Claudia Mühlhans lebt als freischaffende Malerin und Schriftstellerin in Gießen.

Literarische Veröffentlichungen:

Ein Roman “Und Abel erschlug Kain” im Verlag Neues Leben, Berlin

„Stellenweise Bodenfrost“, 34 Short Stories, Epubli-Verlag, Berlin (auch als Ebook)

„Der gemeine Zauber“, Gedichte, Epubli-Verlag, Berlin

„Mona Mondmädchen“, illustriertes Kinderbuch, Epubli-Verlag, Berlin (Ebook)

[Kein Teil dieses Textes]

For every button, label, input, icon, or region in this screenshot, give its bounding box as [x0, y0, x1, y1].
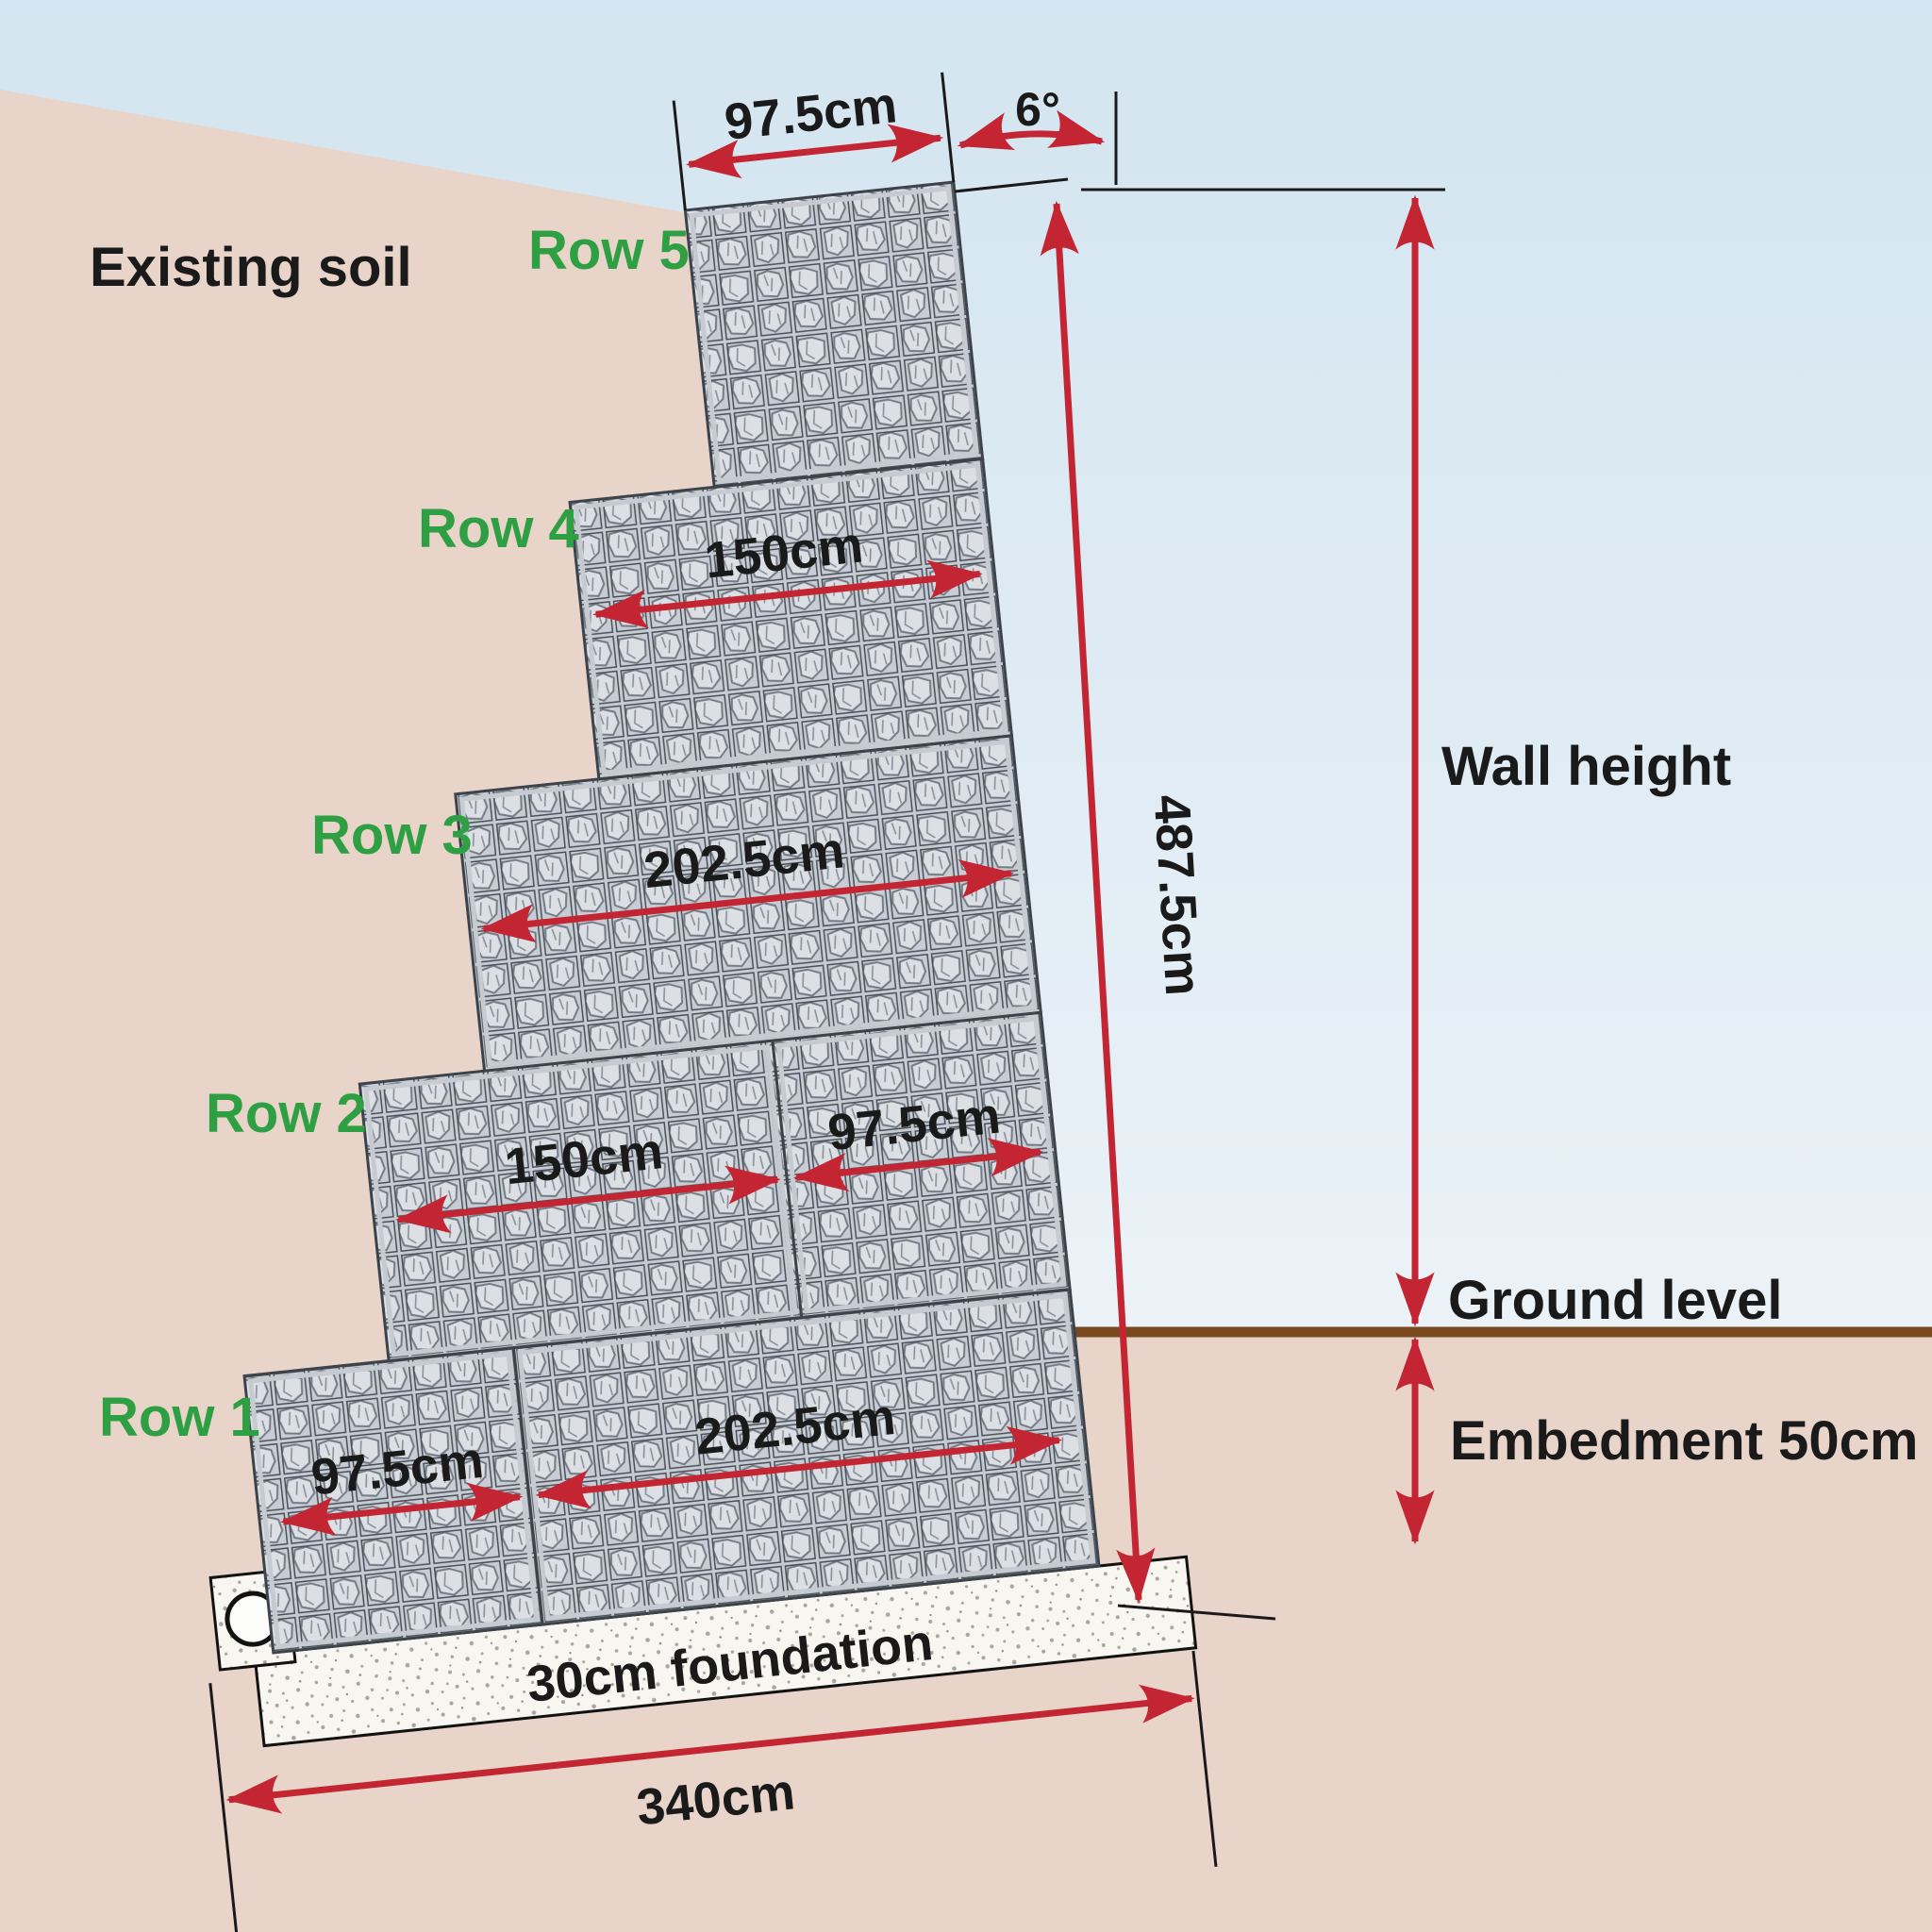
- row3-label: Row 3: [311, 805, 473, 866]
- row2-label: Row 2: [206, 1083, 367, 1144]
- ground-level-label: Ground level: [1448, 1270, 1783, 1331]
- embedment-label: Embedment 50cm: [1450, 1410, 1918, 1472]
- existing-soil-label: Existing soil: [90, 237, 412, 298]
- wall-length-label: 487.5cm: [1143, 793, 1212, 997]
- row4-gabion: [570, 458, 1011, 778]
- batter-angle-label: 6°: [1015, 83, 1060, 136]
- row4-label: Row 4: [418, 498, 579, 559]
- row1-label: Row 1: [99, 1387, 260, 1448]
- wall-height-label: Wall height: [1441, 736, 1731, 797]
- row5-gabion: [685, 182, 982, 487]
- row5-label: Row 5: [528, 220, 690, 281]
- diagram-page: 97.5cm 150cm 202.5cm 150cm 97.5cm 97.5cm…: [0, 0, 1932, 1932]
- gabion-wall-diagram: 97.5cm 150cm 202.5cm 150cm 97.5cm 97.5cm…: [0, 0, 1932, 1932]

Gedichte und Kurzgeschichten in Anthologien.

Aktuelles

“In der Endrunde der 9. Biennale Hamburg in Schloss Bergedorf”


Nächste Ausstellung von Claudia Mühlhans:

Ausstellung Claudia Mühlhans
Sparkasse Gießen – Hautpstelle,
Johannesstraße 3, 35390 Gießen
Vernissage Mittwoch, 4. September 2024 um 17:00 Uhr

Vernissage
freundeskreis ART ROOM
Am Poth 4 | 40625 Düsseldorf
Samstag, 7. Oktober 2023
Die Galerie ist von 15 bis 18 Uhr geöffnet.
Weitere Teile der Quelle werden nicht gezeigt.